Secondly, I would like to spend more time outdoors at night. There is always something great and wonderful about looking up at a sky full of stars at night. It never gets old. Imagine that humans for thousands (10′s, 100′s, 1000′s) of years would experience the stars every night of their lives. Imagine how connected they must have felt to the universe and to nature. I think that there is something special and valuable in that.

I want to take an extra walk outside each day or night, and spend at least 10 minutes each night to simply enjoy and appreciate the stars, or simply use them as a setting to think about anything that I wish to think about.

Less phone, less internet

I want to limit my phone and internet usage. The insane thing is, I literally don’t know how. This, in itself, is enough for me to want to move towards a less electronically dependent lifestyle. The simple reality that I don’t really know how to live without my phone or internet strikes me as a warning sign, like something isn’t right here.
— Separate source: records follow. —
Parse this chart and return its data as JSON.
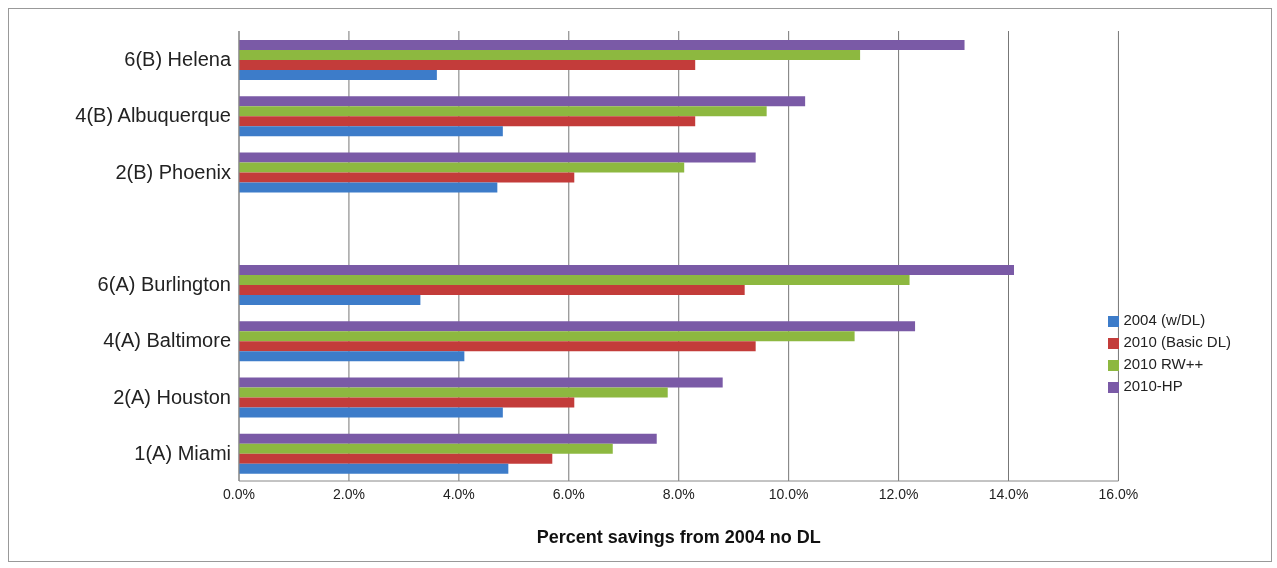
{
  "chart_data": {
    "type": "bar",
    "orientation": "horizontal",
    "xlabel": "Percent savings from 2004 no DL",
    "categories": [
      "6(B) Helena",
      "4(B) Albuquerque",
      "2(B) Phoenix",
      null,
      "6(A) Burlington",
      "4(A) Baltimore",
      "2(A) Houston",
      "1(A) Miami"
    ],
    "series": [
      {
        "name": "2010-HP",
        "color": "#7a5aa6",
        "values": [
          13.2,
          10.3,
          9.4,
          null,
          14.1,
          12.3,
          8.8,
          7.6
        ]
      },
      {
        "name": "2010 RW++",
        "color": "#8db840",
        "values": [
          11.3,
          9.6,
          8.1,
          null,
          12.2,
          11.2,
          7.8,
          6.8
        ]
      },
      {
        "name": "2010 (Basic DL)",
        "color": "#c33c3a",
        "values": [
          8.3,
          8.3,
          6.1,
          null,
          9.2,
          9.4,
          6.1,
          5.7
        ]
      },
      {
        "name": "2004 (w/DL)",
        "color": "#3d7cc9",
        "values": [
          3.6,
          4.8,
          4.7,
          null,
          3.3,
          4.1,
          4.8,
          4.9
        ]
      }
    ],
    "xlim": [
      0,
      16
    ],
    "xticks": [
      {
        "value": 0,
        "label": "0.0%"
      },
      {
        "value": 2,
        "label": "2.0%"
      },
      {
        "value": 4,
        "label": "4.0%"
      },
      {
        "value": 6,
        "label": "6.0%"
      },
      {
        "value": 8,
        "label": "8.0%"
      },
      {
        "value": 10,
        "label": "10.0%"
      },
      {
        "value": 12,
        "label": "12.0%"
      },
      {
        "value": 14,
        "label": "14.0%"
      },
      {
        "value": 16,
        "label": "16.0%"
      }
    ],
    "grid": "x",
    "legend": "right"
  }
}
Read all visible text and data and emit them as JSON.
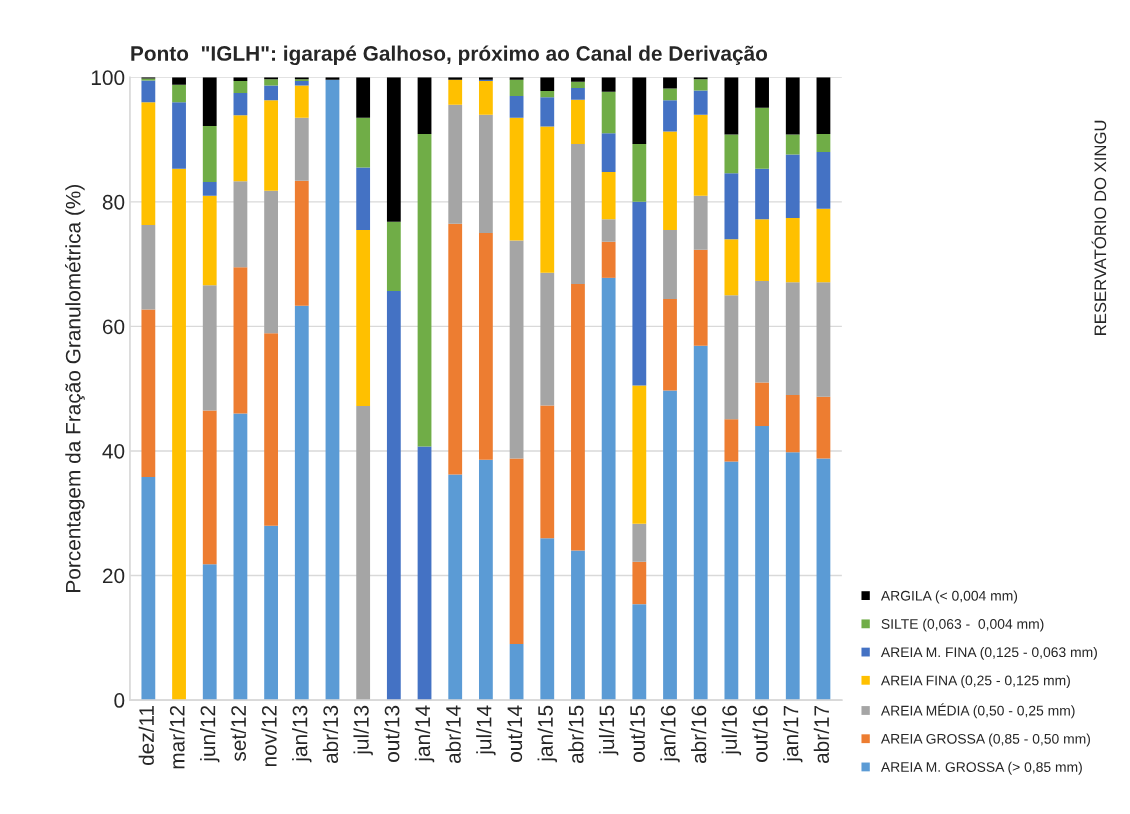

When I express the idea that I don’t want to have a smartphone (read: computer that does everything and acts as an extended appendage of my body) or possibly even a cellphone (just have a home phone) anymore, I am met with scoffs and comments like “how? what are you going to do? how will you know stuff? how will you talk to people?”

This bothers me. It bothers me because probably my generation and all subsequent generations are so reliant on technology that we can’t understand how to live and function without them. This is truly a sign of dependence. Technology is shifting from ‘making our lives better and easier’ to ‘necessary for our lives’, or ‘making or lives(period).’

So how am I going to do this? I use the internet for news, for writing my blog, for communicating to specific people through email, for daydreaming about certain things (travel, going to school, house building, etc), and for answering general question I might have.

I use my phone for music, to listen to audio books, for internet, forums, email and the news. Oh, hahaha how funny! I honestly forgot that I use my phone as a phone and to text. How telling!

I think for my phone I will use it purely as a phone (text and calls), and for music/audiobooks. I think that I will completely limit all internet usage (web browers, twitter, internet forums, etc) except for emails. So, I will use my phone for texting, phone calls, music/audiobooks and for emails.

This will also be great for me as I won’t require my phone to be ‘on me’ as often. I pretty much go on my phone after waking up, and before bed. These are bad habits in my opinion, and I will be glad to see them gone.

As for the internet in general (ie. at my house on my laptop), I will use it solely for educational purposes, necessity (such as if I want to look up the bus schedule, look up the yoga schedule hours, look up the phone number of a business, etc), and a bit of news/forums. I will limit this internet activity to a total of 45 minutes a day. For writing on my blog, I will just write in MS word, then copy and paste onto the blog. This means less pictures and videos and links to attach and embed into my blog posts, and more text and just my own thoughts.

Of course, I work and my work does require some internetting. So while at work I will do the required internetting that the work requires of me, but that is all. I can’t limit that internet usage.

Overall

So, quite generally, I plan to free up my time by removing tv/movies from the equation. I will free up more time by reducing the amount of time I spend using my phone and on the internet.

With this free time I will allow myself to do yoga, meditate, read, write and practice french daily. I will take the time to eat healthier and prepare meals that might be seen as cumbersome to prepare, such as salads. I will also spend more time outdoors.